Accueil > Le statut du journaliste attaqué : C’est la liberté d’informer qui est en jeu !

Le statut du journaliste attaqué : C’est la liberté d’informer qui est en jeu !

par Le SNJ-CGT

Publie le mercredi 4 avril 2012 par Le SNJ-CGT - Open-Publishing

Le Conseil constitutionnel aura à se prononcer avant le 9 juin 2012 sur quatre questions prioritaires de constitutionnalité (QPC) à propos de la commission arbitrale des journalistes à la suite des recours de deux publications, le quotidien l’Yonne Républicaine et le magazine Marie-Claire.

La commission arbitrale des journalistes est une disposition essentielle du statut du journaliste, adopté à l’unanimité de la Chambre des députés le 14 mars 1935, et, du Sénat cinq jours plus tard et promulgué par le président de la République, Albert Lebrun, le 29 mars de cette même année.

En effet, si le journaliste est un salarié et donc subordonné à son employeur, le législateur a voulu contrebalancer sa subordination en incluant dans le statut des mesures visant à préserver l’indépendance d’un salarié en conscience et donc assurer au citoyen l’accès à une information complète et non suspecte.

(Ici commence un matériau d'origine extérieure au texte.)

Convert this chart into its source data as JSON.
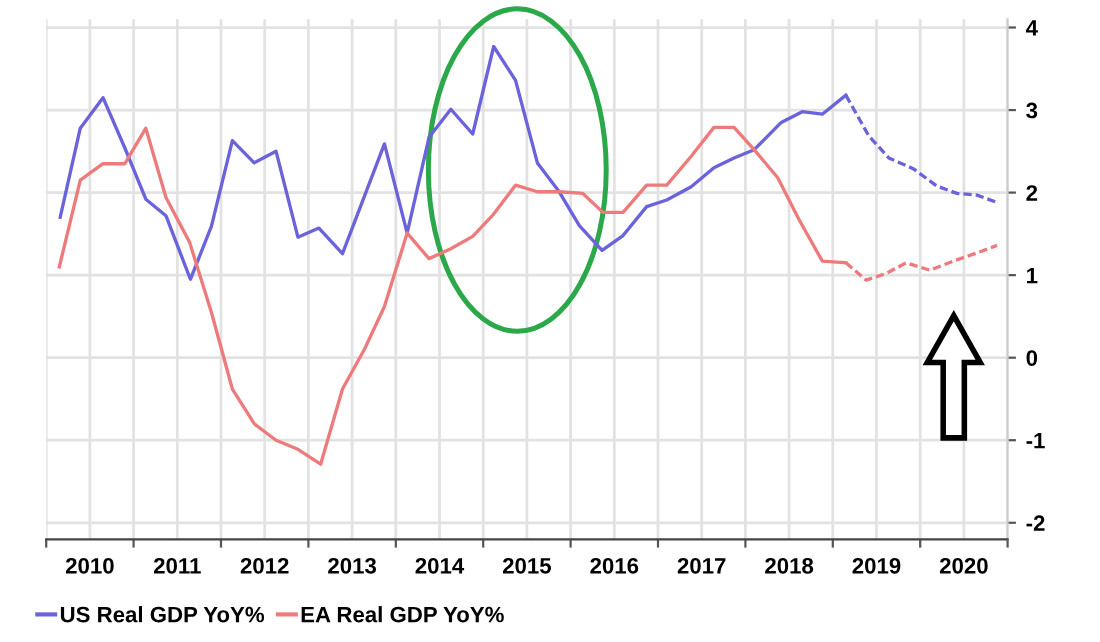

Le statut a ainsi reconnu une clause de conscience et une clause dite de cession (en cas de changement de propriétaire de la publication) au journaliste ; mais le législateur a également voulu placer les journalistes à l’abri des caprices des éditeurs en leur accordant une indemnité de licenciement « dissuasive ». La commission arbitrale est en effet également compétente pour fixer le montant de l’indemnité de licenciement pour faute grave et/ou répétée.

La commission a fonctionné 77 ans, mais les nouveaux patrons de presse (souvent des banquiers ou des financiers) pour qui l’information est une marchandise comme une autre qui doit générer des profits à deux chiffres considèrent le statut du journaliste comme « exorbitant du droit commun » et, profitant de l’air du temps qui est à la casse de toute protection sociale, ils sont partis en guerre contre la commission arbitrale.

Pour contester la compétence de la commission, ils s’appuient sur une disposition de la réforme constitutionnelle adoptée par le Parlement le 23 juillet 2008, la question prioritaire de constitutionnalité (QPC).

La Cour de cassation a donc transmis au Conseil constitutionnel les recours de deux groupes de presse, Centre France (éditeur entre autres de La Montagne, le Berry Républicain, le populaire du Centre, le Journal du Centre, la République du Centre, l’Echo Républicain et l’Yonne Républicaine, mais aussi près d’une dizaine d’hebdomadaires, une télévision locale et d’autres filiales) et Marie-Claire Album (qui édite une quinzaine de magazines, notamment féminins, en France et dans le monde).

Le Conseil aura à se prononcer sur deux questions :
« Les dispositions du Code du travail qui rendent la saisine de la commission arbitrale obligatoire pour les journalistes ayant plus de 15 ans d’ancienneté et qui ne prévoient pas de recours à l’encontre de la décision rendue sont-elles conformes :
  à l’article 16 de la Déclaration des droits de l’homme de 1789 qui prévoit le droit à un recours juridictionnel effectif ;
  -à l’article 6 de la Déclaration des droits de l’homme de 1789 qui revoit le principe d’égalité devant la loi et la justice ? »

Le SNJ-CGT rappelle que, pour le législateur, le statut de journaliste est une des garanties de l’indispensable liberté de la presse et que le régime de la presse est donc, en France, dérogatoire au droit commun en raison d’impératifs démocratiques.

Il soutient également que la commission est une commission professionnelle, la mieux à même de rendre un arbitrage, celui des pairs.

Enfin, l’arbitrage est tout à fait limité, puisqu’il n’est compétent que pour fixer le seul montant de l’indemnité de licenciement.

Les deux groupes dans l’affaire n’ont pas été choisis au hasard ; il s’agit de deux des principaux adhérents des organisations patronales les plus antisociales, le Syndicat de la presse quotidienne régionale (SPQR) et le Syndicat de la presse magazine (SPM). En outre, ce sont deux groupes qui se revendiquent de « valeurs humanistes ».

Le SNJ-CGT considère ce recours des deux groupes comme une grave remise en cause du statut du journaliste, qui, s’il devait être amputé de l’une des principales dispositions, mettrait gravement en danger le travail en conscience des journalistes au moment où les syndicats de journalistes revendiquent encore plus de liberté face aux nouveaux actionnaires des groupes de médias, en demandant au législateur de reconnaître l’indépendance rédactionnelle.